Fostering kittens turns grrrs into purrs
It started with a hiss. A very long, loud, pronounced hiss.
And with that “greeting,” we met the three seven-week-old kittens we welcomed into our home July 5 in the midst of the pandemic.
My partner, Susan Finn, had not taken on an assignment as a volunteer fostering cats for the Quincy Animal Shelter for quite a while. Fostering is a program for animals that are injured, ill, too young to be adopted, or have a behavioral issue and need temporary care ― usually from five to eight weeks ― before being adopted. We don’t have cats ourselves because we travel often and spend considerable time in Florida.
In this case, the kittens — bright orange Bentley, his sister Tesla, and another girl, Fiat — were from two litters born to feral mothers who needed intense “socialization” to be comfortable with human contact. Susan took the trio back to the shelter for checkups, spaying or neutering, or shots.
In the beginning, Susan sat with the cat carrier in a spare bathroom and tried to coax out its occupants. Eventually, they cautiously emerged into our large kitchen. We erected a temporary door between the kitchen and the dining room in an attempt to keep the trio confined there. It wasn’t long before they figured a way through the door and feline chaos ensued.
The shelter provides food, litter, and medical care for the animals you agree to foster, but caretakers often spring for toys or treats. Deciding to adopt the animal you are caring for ― it’s called “foster flunk” — sometimes happens, but the caretaker must follow the same application procedure and pay the same adoption fees as a member of the general public.
The kittens had been weaned from their mothers and were eating solid food when they arrived. The kittens’ tiny stomachs required small, frequent feedings, including a 3 a.m. wake-up call when paws started to appear under the bedroom door and cries began. We had previously fostered “preemies” without mothers — Sugar and Cinnamon ― who had to be bottle-fed every few hours.

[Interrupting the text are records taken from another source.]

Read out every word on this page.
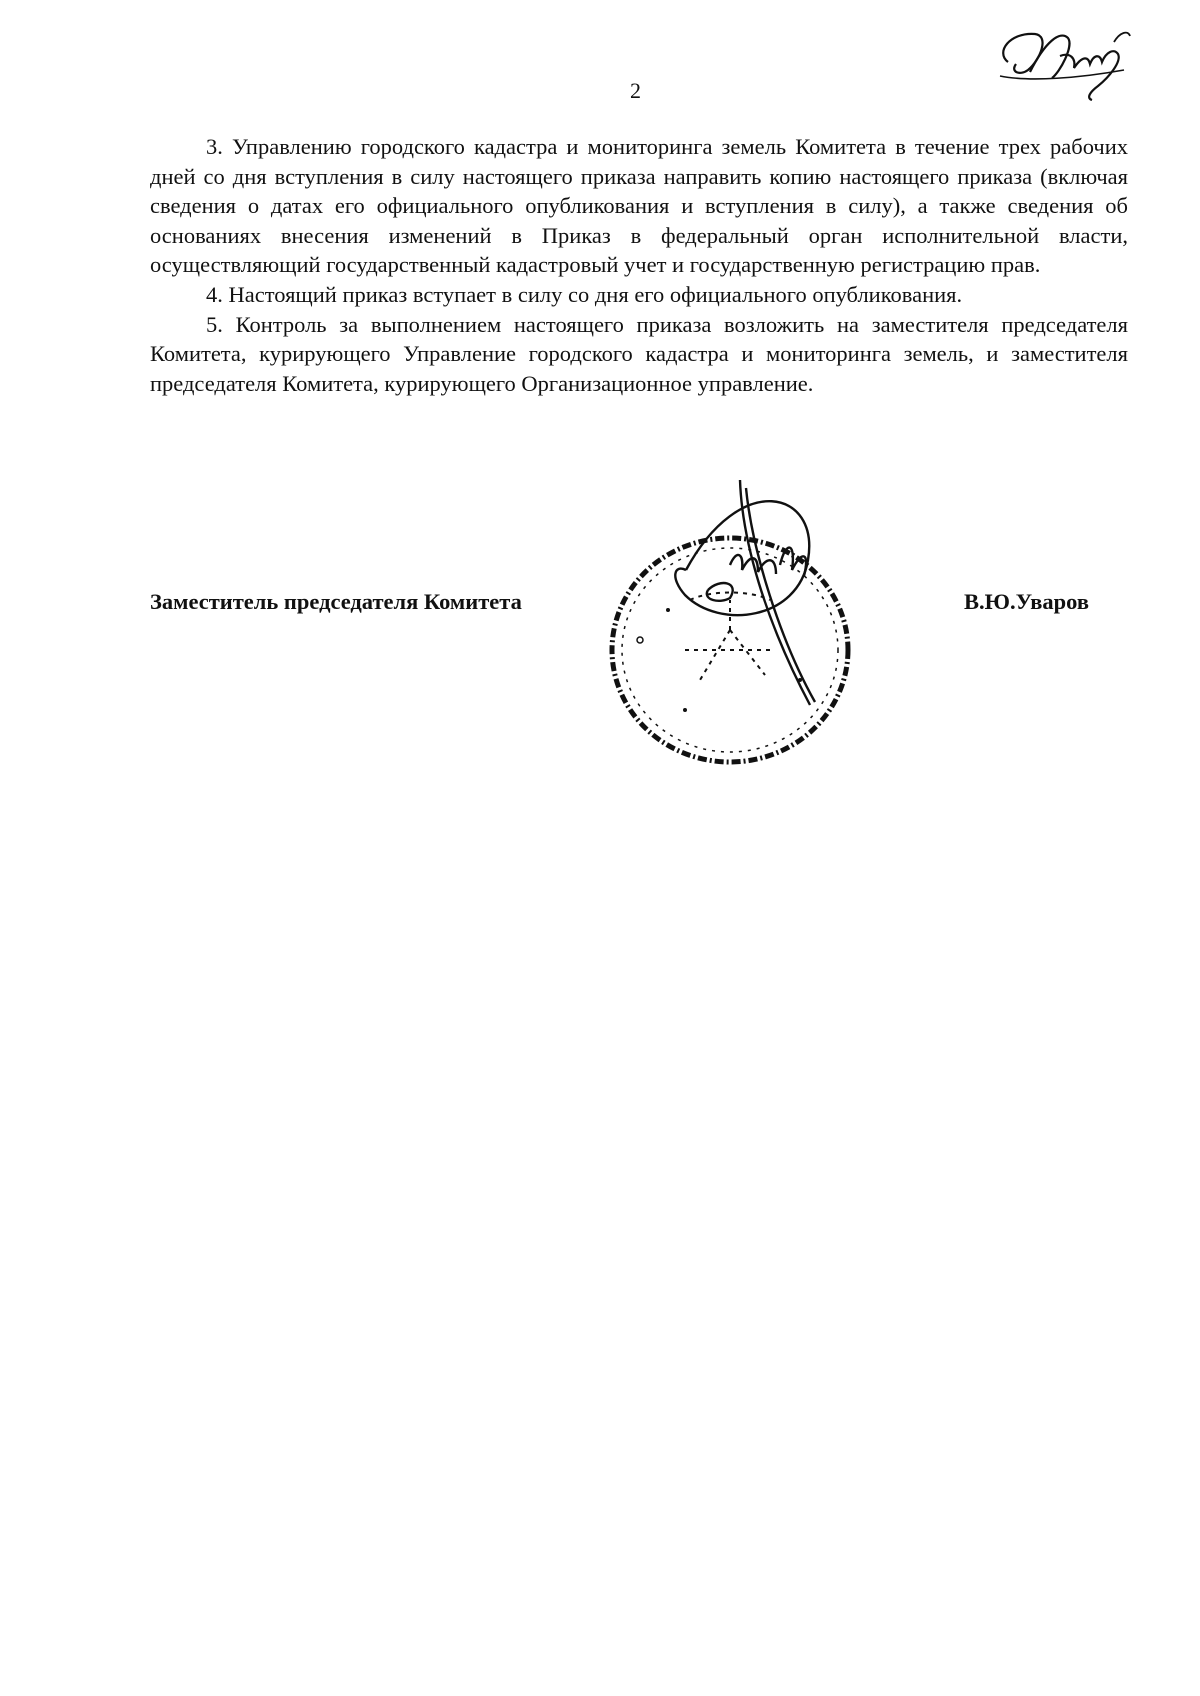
2

3. Управлению городского кадастра и мониторинга земель Комитета в течение трех рабочих дней со дня вступления в силу настоящего приказа направить копию настоящего приказа (включая сведения о датах его официального опубликования и вступления в силу), а также сведения об основаниях внесения изменений в Приказ в федеральный орган исполнительной власти, осуществляющий государственный кадастровый учет и государственную регистрацию прав.

4. Настоящий приказ вступает в силу со дня его официального опубликования.

5. Контроль за выполнением настоящего приказа возложить на заместителя председателя Комитета, курирующего Управление городского кадастра и мониторинга земель, и заместителя председателя Комитета, курирующего Организационное управление.

Заместитель председателя Комитета	В.Ю.Уваров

One positive aspect of the COVID-19 pandemic has been people’s willingness to step forward selflessly, in this case to help the animals. At the Quincy shelter, the paid staff is a party of one — director Kit Burke. Behind her is an army of 160 active volunteers who provide a range of services the shelter could only dream of if they were all paid.
“If I were hit by a bus tomorrow, the shelter would still be here,” Burke said. “But without the volunteers, we don’t exist.”
Shelters, deemed “essential businesses,” were allowed to stay open during the pandemic. But because the Quincy shelter operates in a building owned by the city of Quincy, the place has essentially been closed to the public since the pandemic hit in March.
For a time, there were no adoptions and the surrendering of pets was only done on an emergency basis. The care went on, much of it in foster homes. In May, the shelter started taking adoption applications and after vetting the applications, people were allowed to come there to sign paperwork and take animals home.
In early July, Quincy started opening city buildings and it gave the shelter more leeway. “Right now we’re still not open to the public, but people can see an animal online and reach out to our adoption team to take a look at animals by appointment only,” said Burke.
The shelter had put all of its dogs in foster homes during the pandemic and along the way, several of the animals were adopted by the caretakers or their friends.
Going forward, Burke said her greatest concern is the number of families who will be forced to surrender their pets due to economic circumstances. “This fall, we’ll be seeing people who have lost their jobs or their unemployment benefits having to make tough choices.”
Then there’s those who lose their housing and may have to move to places where pets are not permitted. Or those who return to their workplaces and decide they don’t have time to care for a pet.
Meanwhile, Burke said her volunteers are adjusting to what is the “new normal” when it comes to interacting with the public.
For our part, there was nothing quite so wonderful as three healthy young kittens chasing, wrestling, jumping, running, and then collapsing atop one another in one feline heap. It took only a few days for Bentley and Tesla to become more accustomed to human contact. One proven strategy is to feed the kittens baby food from our fingers; It reminds them of their mothers, and is an excellent bonding tool.
Fiat was slow to warm to us. For several weeks after Bentley and Tesla became cuddle bunnies and purring machines, she resisted being picked up and petted. But when Tesla and Bentley left for their new homes on Aug. 8 and she became a solo act, she blossomed She chased the cursor on the computer screen, loved seeing animals on TV, and cuddled with us on the bed. She would find her shoelace or ribbon and drop it at our feet: Hey, you. It’s playtime.
Susan has a picture book of our “graduates” and will be adding more pages.
As one of her final duties, she puts together a “going away” bag of the kittens’ favorite toys, samples of some of the food they had been eating, and a printed description of each that included personality quirks and favorite games.
Fiat was the last of the successfully socialized kittens to depart — on Aug. 15 — to what we like to call “their forever homes.”
Fiat’s departure hit Susan especially hard; she was sure the kitten had a look of betrayal when it was loaded into the cat carrier for the ride back to the shelter.
We are often asked if it is hard to give up the cats after purposely bonding with them. Yes, it’s hard, because the better the job we do, the harder it is to let go.